En 2000, les prévisions étaient de 53,728 milliards et les réalisations étaient de 50,832 millions, soit un taux de 94,61%. En 2005, les prévisions étaient de 92, 319 milliards FCFA, les réalisations s'élevaient à 89,084 milliards FCFA, soit 96,50%. En 2010, les prévisions étaient estimées à 260,475 milliards FCFA pour 219,873 milliards de réalisations soit 84,50 %. En 2011, les prévisions étaient de 333,706 milliards FCFA pour des réalisations s'élevant à 384,777 milliards soit 115,30 %. En 2012, sur des prévisions s'élevant à 441,334 milliards, les réalisations sont déjà supérieures à 50 % au 30 juin 2012. ''Au regard de ses chiffres, sans tomber dans l'auto satisfaction, la DGI ne peut qu'être encouragé et soutenu'' a recommandé le DGI.

Qui a remercié le président de la République, Issoufou Mahamadou, qui ayant très tôt remarqué le dynamisme de la DGI dans la mobilisation de plus de 60 % des recettes internes à de vive voix félicité le personnel. Il a demandé que ses services soient dotés en moyens humains et matériels. ''Nous sollicitons une loi de programmation, seul cadre permettant le renforcement conséquent des capacités de la DGI'', a-t-il insisté. Enfin M. Kalilou a demandé à ses agents de faire encore un peu plus pour tenir le pari de la mobilisation des ressources internes.
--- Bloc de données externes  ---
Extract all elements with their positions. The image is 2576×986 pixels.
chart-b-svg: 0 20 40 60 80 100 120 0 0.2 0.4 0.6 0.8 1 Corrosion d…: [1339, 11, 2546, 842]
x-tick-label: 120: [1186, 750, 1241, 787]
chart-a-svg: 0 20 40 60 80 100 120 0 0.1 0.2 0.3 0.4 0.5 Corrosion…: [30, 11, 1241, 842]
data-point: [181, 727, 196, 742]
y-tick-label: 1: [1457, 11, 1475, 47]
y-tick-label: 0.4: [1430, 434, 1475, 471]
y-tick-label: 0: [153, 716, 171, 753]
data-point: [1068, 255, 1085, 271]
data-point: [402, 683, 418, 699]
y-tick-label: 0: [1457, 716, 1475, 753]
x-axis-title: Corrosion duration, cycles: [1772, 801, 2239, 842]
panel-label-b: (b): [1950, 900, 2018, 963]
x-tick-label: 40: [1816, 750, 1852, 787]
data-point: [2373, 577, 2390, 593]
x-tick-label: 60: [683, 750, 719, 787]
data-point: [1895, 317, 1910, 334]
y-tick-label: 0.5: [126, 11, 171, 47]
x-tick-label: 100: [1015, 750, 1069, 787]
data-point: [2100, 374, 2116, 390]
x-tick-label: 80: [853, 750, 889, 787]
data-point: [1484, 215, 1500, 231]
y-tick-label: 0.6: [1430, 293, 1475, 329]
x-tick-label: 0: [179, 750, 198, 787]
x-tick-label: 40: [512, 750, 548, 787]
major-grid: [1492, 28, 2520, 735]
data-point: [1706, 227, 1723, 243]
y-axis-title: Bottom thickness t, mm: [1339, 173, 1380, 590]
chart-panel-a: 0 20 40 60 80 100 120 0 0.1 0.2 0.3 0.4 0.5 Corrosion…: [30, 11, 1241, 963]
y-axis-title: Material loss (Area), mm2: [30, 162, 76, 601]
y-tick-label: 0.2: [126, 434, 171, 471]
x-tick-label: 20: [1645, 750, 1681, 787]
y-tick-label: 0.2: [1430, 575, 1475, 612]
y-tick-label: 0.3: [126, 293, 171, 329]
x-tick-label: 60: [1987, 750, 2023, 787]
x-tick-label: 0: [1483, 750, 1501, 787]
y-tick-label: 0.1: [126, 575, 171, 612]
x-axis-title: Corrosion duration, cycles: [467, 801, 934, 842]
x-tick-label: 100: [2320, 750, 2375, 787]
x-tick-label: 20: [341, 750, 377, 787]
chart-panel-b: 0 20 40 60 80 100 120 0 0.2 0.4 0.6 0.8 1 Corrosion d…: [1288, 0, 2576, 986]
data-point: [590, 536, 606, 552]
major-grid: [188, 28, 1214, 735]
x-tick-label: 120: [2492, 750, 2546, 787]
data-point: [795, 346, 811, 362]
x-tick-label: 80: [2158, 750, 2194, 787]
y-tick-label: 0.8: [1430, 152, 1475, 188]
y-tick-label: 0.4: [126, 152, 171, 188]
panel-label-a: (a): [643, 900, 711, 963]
Intervenant à sont tour, le S.G du Syndicat national des agents des Impôts, a lui décliné les revendications de ses militants qui se résument à :

la dotation en moyens logistiques, matériels et humains dans la cadre du recouvrement des impôts et taxes ; l'accélération du règlement du contentieux administratif et juridictionnel au niveau de tous les niveaux de la hiérarchie, l'admission en non valeur des côtes irrécouvrables qui ne font que gonfler les restes à recouvrer (RAR), l'arrêt de tout interventionnisme politique dans le traitement des dossiers fiscaux, l'affectation sans délais des agents ayant plus de 3 ans à leur postes comme prévu lors des ren contres des syndicats avec l'administration, une meilleure protection des agents des impôts dans l'exercice de leurs fonctions. Pour sa part, le ministre Gilles Baillet a félicité les agents des impôts pour les efforts qu'ils déploient dans le cadre de la mobilisation des ressources internes.

''Quant on regarde la tendance des recettes, il y a quelques années les recettes des douanes étaient plus importantes que celles de la DGI mais depuis un certain temps la tendance a été inversée. Cela veut dire que le travail des agents des impôts est entrain de s'améliorer grâce à leurs efforts mais cela veut dire encore que le Niger est entrain de s'inscrire dans un processus d'activité économique qui s'améliore progressivement. Je souhaite que cette tendance continue mais avant il faut analyser de manière froide nos défauts. Donc sans autosatisfaction nous devons bien faire et laisser les autres dirent. Chacun doit s'inscrire dans cette logique et dans cette dynamique'', a indiqué le ministre Baillet. En somme, cette rencontre devra permettre de trouver les voies et moyens pour juguler les problèmes qui assaillent la Direction générale des Impôts.